Prime minister's visit comes a day after the army took back the western Iraqi city from ISIL
Iraq's prime minister visited Ramadi on Tuesday, a day after the army took back the western city from ISIL in the first major success for the US-trained force that fled in the face of the militants' advance 18 months ago.
Security sources said Prime Minister Haider al-Abadi, who arrived by helicopter with a top military officer at the Anbar University complex in the city's southern outskirts, would meet commanders from Iraq's army and counter-terrorism forces, which had spearheaded the offensive.
Abadi later announced the visit himself on Twitter.
The army's apparent capture of Ramadi, capital of Anbar province in the Euphrates River valley west of Baghdad, marks a milestone for the forces which crumbled when the hardline Sunni Muslim militants seized a third of Iraq in June 2014.

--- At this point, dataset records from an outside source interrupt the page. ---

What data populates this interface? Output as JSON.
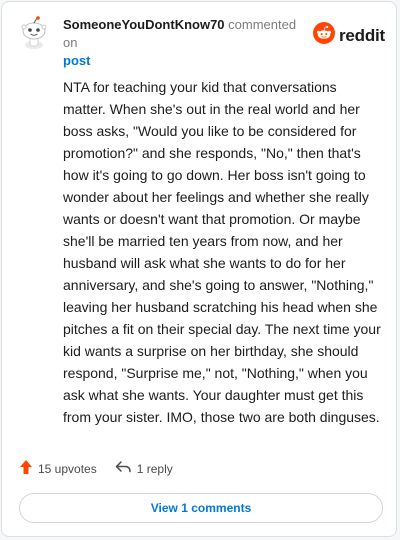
{
  "comment": {
    "username": "SomeoneYouDontKnow70",
    "commented_on": "commented on",
    "post_link": "post",
    "avatar_icon": "snoo-avatar-icon",
    "body": "NTA for teaching your kid that conversations matter. When she's out in the real world and her boss asks, \"Would you like to be considered for promotion?\" and she responds, \"No,\" then that's how it's going to go down. Her boss isn't going to wonder about her feelings and whether she really wants or doesn't want that promotion. Or maybe she'll be married ten years from now, and her husband will ask what she wants to do for her anniversary, and she's going to answer, \"Nothing,\" leaving her husband scratching his head when she pitches a fit on their special day. The next time your kid wants a surprise on her birthday, she should respond, \"Surprise me,\" not, \"Nothing,\" when you ask what she wants. Your daughter must get this from your sister. IMO, those two are both dinguses."
  },
  "brand": {
    "name": "reddit",
    "icon": "reddit-logo-icon",
    "color": "#ff4500"
  },
  "actions": {
    "upvotes": "15 upvotes",
    "upvote_icon": "upvote-arrow-icon",
    "reply": "1 reply",
    "reply_icon": "reply-arrow-icon"
  },
  "view_comments": "View 1 comments",
  "colors": {
    "link": "#0079d3",
    "upvote": "#ff4500",
    "text": "#1c1c1c",
    "muted": "#7c7c7c"
  }
}
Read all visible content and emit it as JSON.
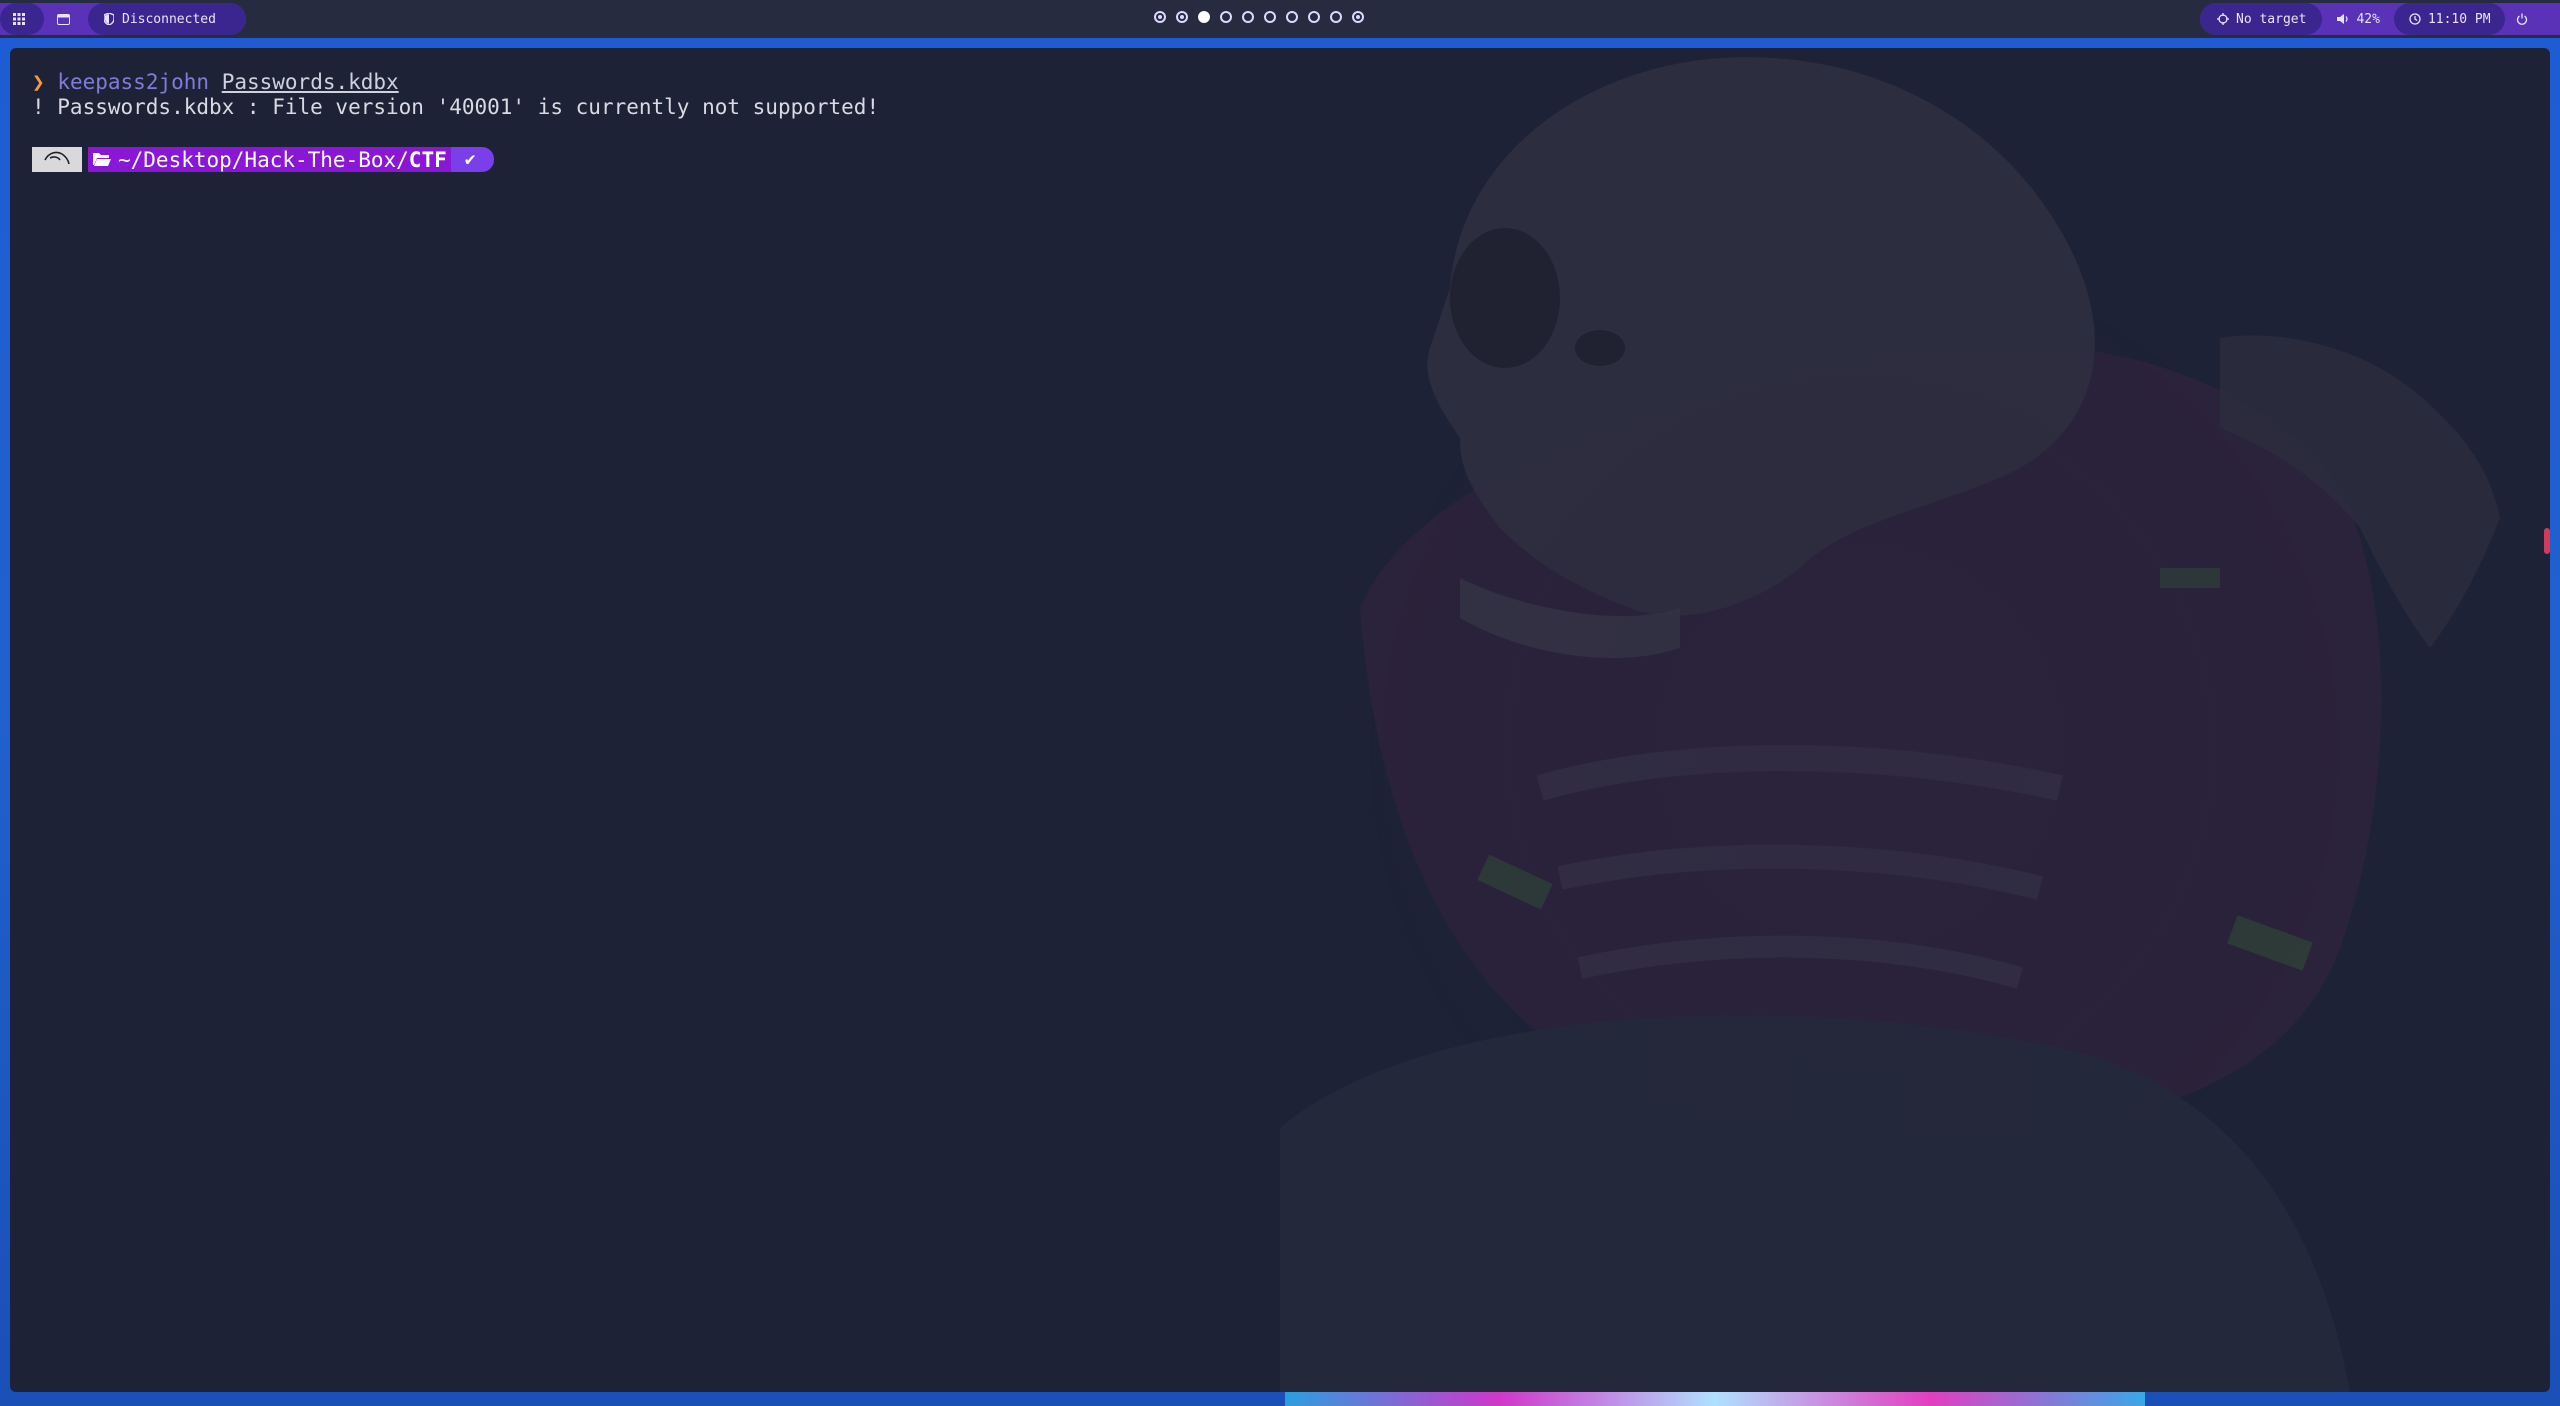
{
  "topbar": {
    "left": {
      "launcher_icon": "grid-icon",
      "window_icon": "window-icon",
      "vpn_icon": "shield-icon",
      "vpn_status": "Disconnected"
    },
    "workspaces": {
      "count": 10,
      "active_index": 2
    },
    "right": {
      "target_icon": "crosshair-icon",
      "target_label": "No target",
      "volume_icon": "speaker-icon",
      "volume": "42%",
      "clock_icon": "clock-icon",
      "time": "11:10 PM",
      "power_icon": "power-icon"
    }
  },
  "terminal": {
    "lines": [
      {
        "arrow": "❯",
        "command": "keepass2john",
        "argument": "Passwords.kdbx"
      },
      {
        "text": "! Passwords.kdbx : File version '40001' is currently not supported!"
      }
    ],
    "prompt": {
      "os_icon": "kali-dragon-icon",
      "folder_icon": "folder-open-icon",
      "path": "~/Desktop/Hack-The-Box/",
      "path_last": "CTF",
      "status": "✔"
    }
  }
}
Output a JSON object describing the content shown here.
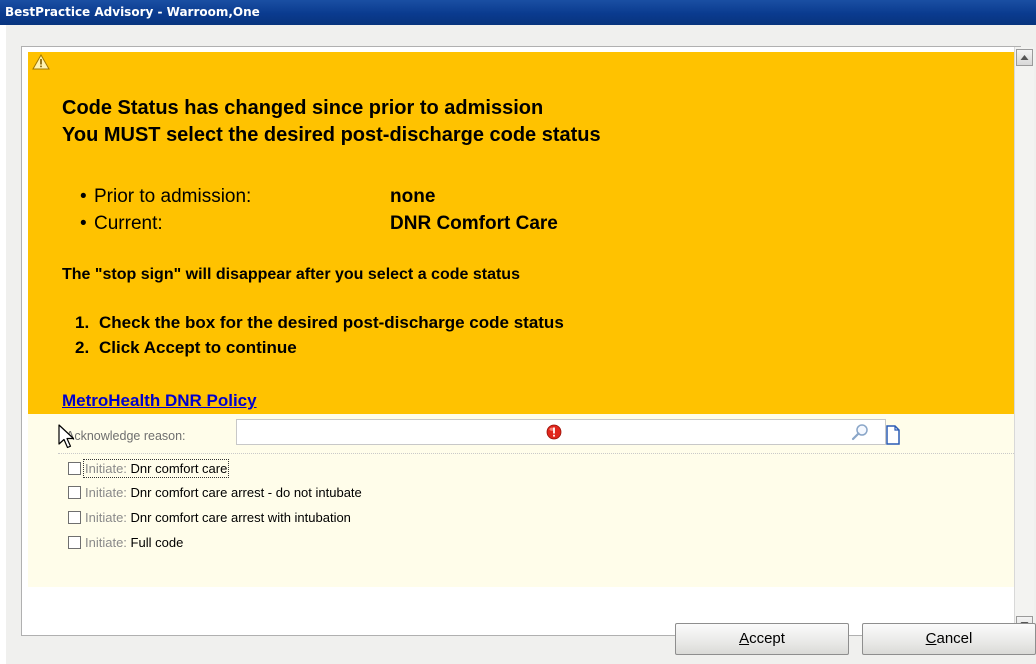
{
  "window": {
    "title": "BestPractice Advisory - Warroom,One"
  },
  "advisory": {
    "heading_line1": "Code Status has changed since prior to admission",
    "heading_line2": "You MUST select the desired post-discharge code status",
    "status_rows": [
      {
        "label": "Prior to admission:",
        "value": "none"
      },
      {
        "label": "Current:",
        "value": "DNR Comfort Care"
      }
    ],
    "stop_sign_note": "The \"stop sign\" will disappear after you select a code status",
    "steps": [
      {
        "num": "1.",
        "text": "Check the box for the desired post-discharge code status"
      },
      {
        "num": "2.",
        "text": "Click Accept to continue"
      }
    ],
    "policy_link": "MetroHealth DNR Policy",
    "icon": "warning-icon",
    "background_color": "#ffc200"
  },
  "acknowledge": {
    "label": "Acknowledge reason:",
    "value": "",
    "required_icon": "required-icon",
    "search_icon": "search-icon",
    "document_icon": "document-icon"
  },
  "options": [
    {
      "prefix": "Initiate:",
      "label": "Dnr comfort care",
      "checked": false
    },
    {
      "prefix": "Initiate:",
      "label": "Dnr comfort care arrest - do not intubate",
      "checked": false
    },
    {
      "prefix": "Initiate:",
      "label": "Dnr comfort care arrest with intubation",
      "checked": false
    },
    {
      "prefix": "Initiate:",
      "label": "Full code",
      "checked": false
    }
  ],
  "buttons": {
    "accept_mnemonic": "A",
    "accept_rest": "ccept",
    "cancel_mnemonic": "C",
    "cancel_rest": "ancel"
  },
  "colors": {
    "titlebar": "#0a3b8f",
    "link": "#0000cc",
    "ack_panel": "#fffdea"
  }
}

In battles since then, Iraq's armed forces had operated mainly in a supporting role beside Iranian-backed Shi'ite militias.
Baghdad has said for months it would prove its forces' rebuilt capability by rolling back militant advances in Anbar, a mainly Sunni province stretching from Baghdad's outskirts to the Syrian border.
Iraqi forces, backed by US-led coalition airstrikes, had been slowed in Ramadi by explosives planted in streets and booby-trapped buildings. Security officials said they still needed to clear pockets of insurgents held up in the city and its outskirts.